GIBRALTAR. FROM THE BAY SIDE.
We have in the annexed view, the appearance of Gibraltar, as seen when approached by land. The rock rises majestically above the water of the Bay, and the town and castle are seen on the slope at its foot.
In the distance, behind the Mole, the mountains of the Barbary coast rear their lofty heads: the highest is the well-known mountain called Ape’s Hill. In the former view, the northern, and part of the eastern faces of the rock are seen; in this view we have part of the north and west faces.
The direction of the great galleries, or excavations, is indicated by the rows of holes in the face of the rock through which the cannon are pointed. They terminate in two large halls, hewn out of the solid rock, and called St. George’s hall, and Cornwallis’s hall.
The summit of the mountain is marked by then arrow ridge which separates the eastern from the western side. The signal station, about the centre of the ridge, is seen on the remote point. The portion of the isthmus, which appears on the left, is neutral ground. Numerous houses have been built here by the Spaniards employed in the fishing trade; large quantities of the tunney fish being caught in the straits, are here salted and prepared for exportation to the Italian ports.

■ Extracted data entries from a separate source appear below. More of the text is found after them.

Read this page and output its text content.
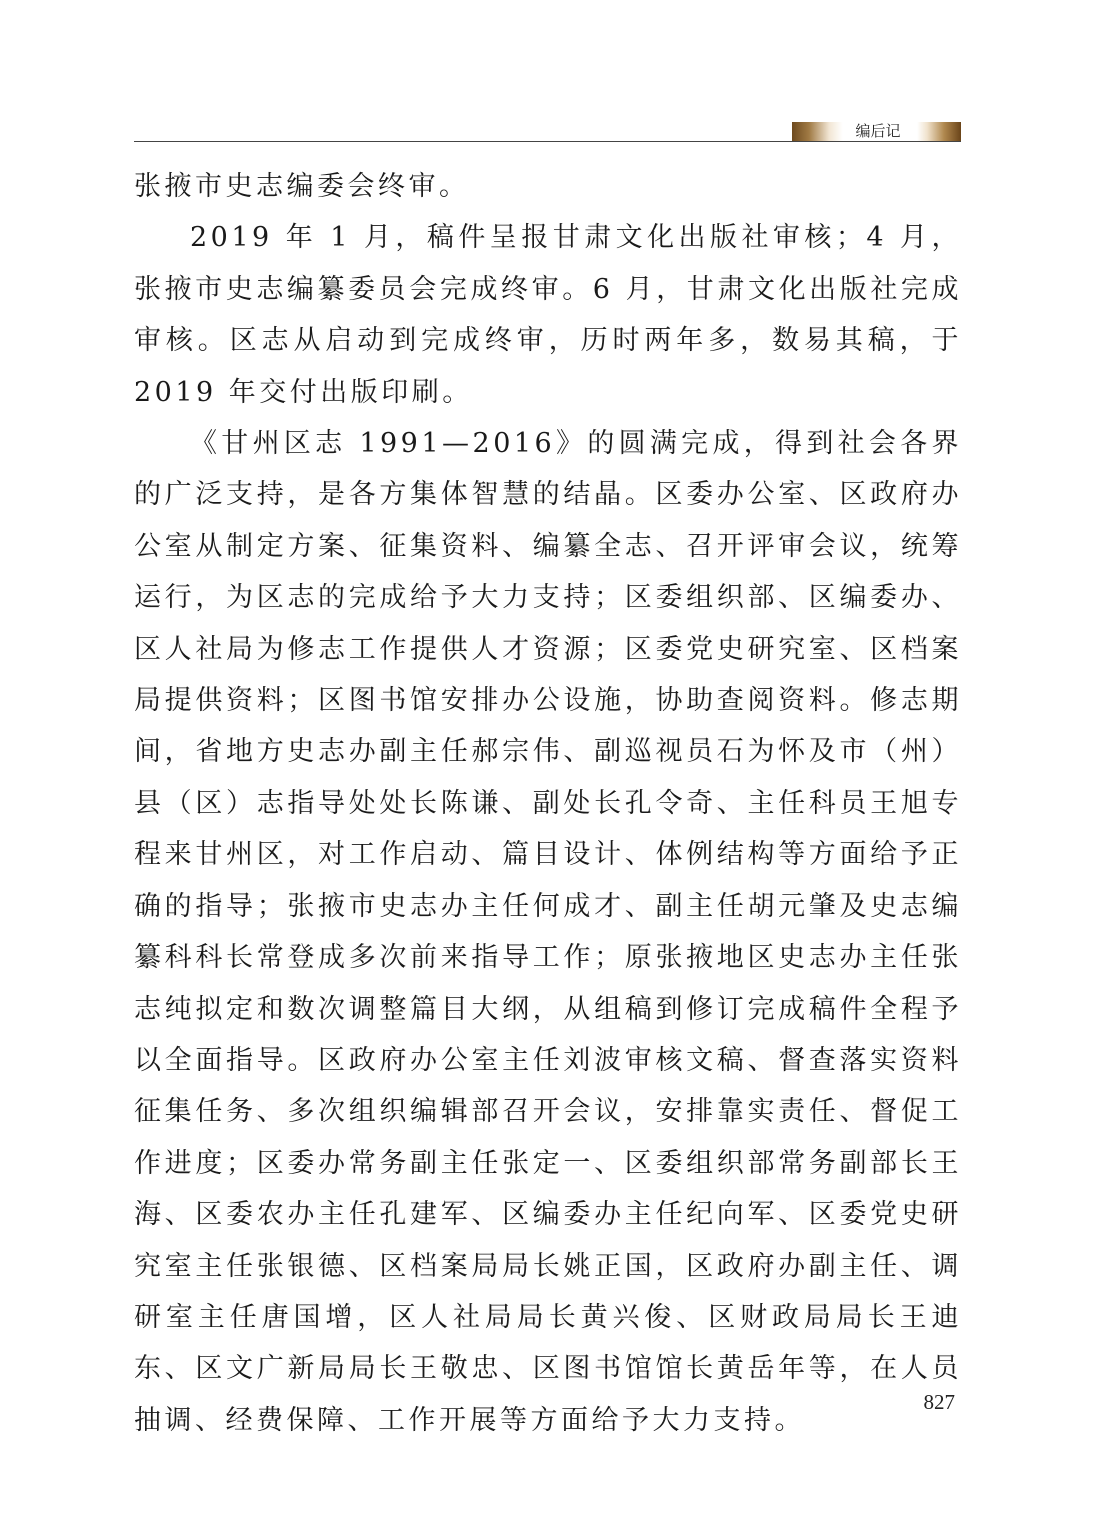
编后记

张掖市史志编委会终审。

2019 年 1 月，稿件呈报甘肃文化出版社审核；4 月，张掖市史志编纂委员会完成终审。6 月，甘肃文化出版社完成审核。区志从启动到完成终审，历时两年多，数易其稿，于 2019 年交付出版印刷。

《甘州区志 1991—2016》的圆满完成，得到社会各界的广泛支持，是各方集体智慧的结晶。区委办公室、区政府办公室从制定方案、征集资料、编纂全志、召开评审会议，统筹运行，为区志的完成给予大力支持；区委组织部、区编委办、区人社局为修志工作提供人才资源；区委党史研究室、区档案局提供资料；区图书馆安排办公设施，协助查阅资料。修志期间，省地方史志办副主任郝宗伟、副巡视员石为怀及市（州）县（区）志指导处处长陈谦、副处长孔令奇、主任科员王旭专程来甘州区，对工作启动、篇目设计、体例结构等方面给予正确的指导；张掖市史志办主任何成才、副主任胡元肇及史志编纂科科长常登成多次前来指导工作；原张掖地区史志办主任张志纯拟定和数次调整篇目大纲，从组稿到修订完成稿件全程予以全面指导。区政府办公室主任刘波审核文稿、督查落实资料征集任务、多次组织编辑部召开会议，安排靠实责任、督促工作进度；区委办常务副主任张定一、区委组织部常务副部长王海、区委农办主任孔建军、区编委办主任纪向军、区委党史研究室主任张银德、区档案局局长姚正国，区政府办副主任、调研室主任唐国增，区人社局局长黄兴俊、区财政局局长王迪东、区文广新局局长王敬忠、区图书馆馆长黄岳年等，在人员抽调、经费保障、工作开展等方面给予大力支持。

827
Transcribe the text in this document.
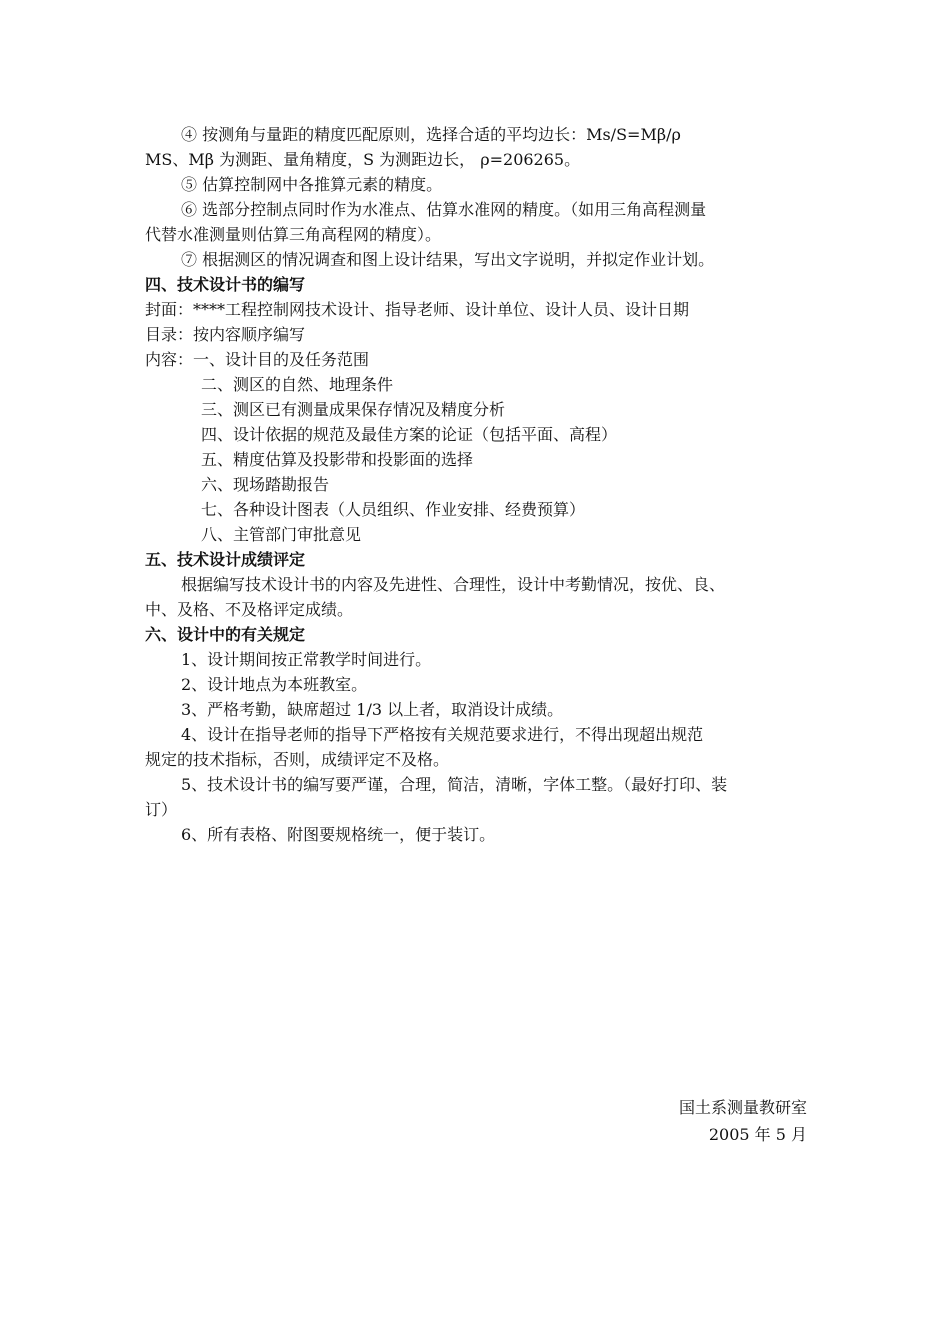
④ 按测角与量距的精度匹配原则，选择合适的平均边长：Ms/S=Mβ/ρ
MS、Mβ 为测距、量角精度，S 为测距边长， ρ=206265。
⑤ 估算控制网中各推算元素的精度。
⑥ 选部分控制点同时作为水准点、估算水准网的精度。（如用三角高程测量
代替水准测量则估算三角高程网的精度）。
⑦ 根据测区的情况调查和图上设计结果，写出文字说明，并拟定作业计划。
四、技术设计书的编写
封面：****工程控制网技术设计、指导老师、设计单位、设计人员、设计日期
目录：按内容顺序编写
内容：一、设计目的及任务范围
二、测区的自然、地理条件
三、测区已有测量成果保存情况及精度分析
四、设计依据的规范及最佳方案的论证（包括平面、高程）
五、精度估算及投影带和投影面的选择
六、现场踏勘报告
七、各种设计图表（人员组织、作业安排、经费预算）
八、主管部门审批意见
五、技术设计成绩评定
根据编写技术设计书的内容及先进性、合理性，设计中考勤情况，按优、良、
中、及格、不及格评定成绩。
六、设计中的有关规定
1、设计期间按正常教学时间进行。
2、设计地点为本班教室。
3、严格考勤，缺席超过 1/3 以上者，取消设计成绩。
4、设计在指导老师的指导下严格按有关规范要求进行，不得出现超出规范
规定的技术指标，否则，成绩评定不及格。
5、技术设计书的编写要严谨，合理，简洁，清晰，字体工整。（最好打印、装
订）
6、所有表格、附图要规格统一，便于装订。
国土系测量教研室
2005 年 5 月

An immense traffic is carried on by smugglers with the neighboring coast of Spain. The vessels employed for this purpose are securely anchored under the guns of the fortress, whilst the Spanish guarda-costas are stationed a little farther off, constantly watching their movements. As the bay of Gibraltar is open to the south, the anchorage is far from being secure in stormy weather from that quarter; and it often happens on these occasions, that vessels are driven from their anchorage and stranded on the bay side.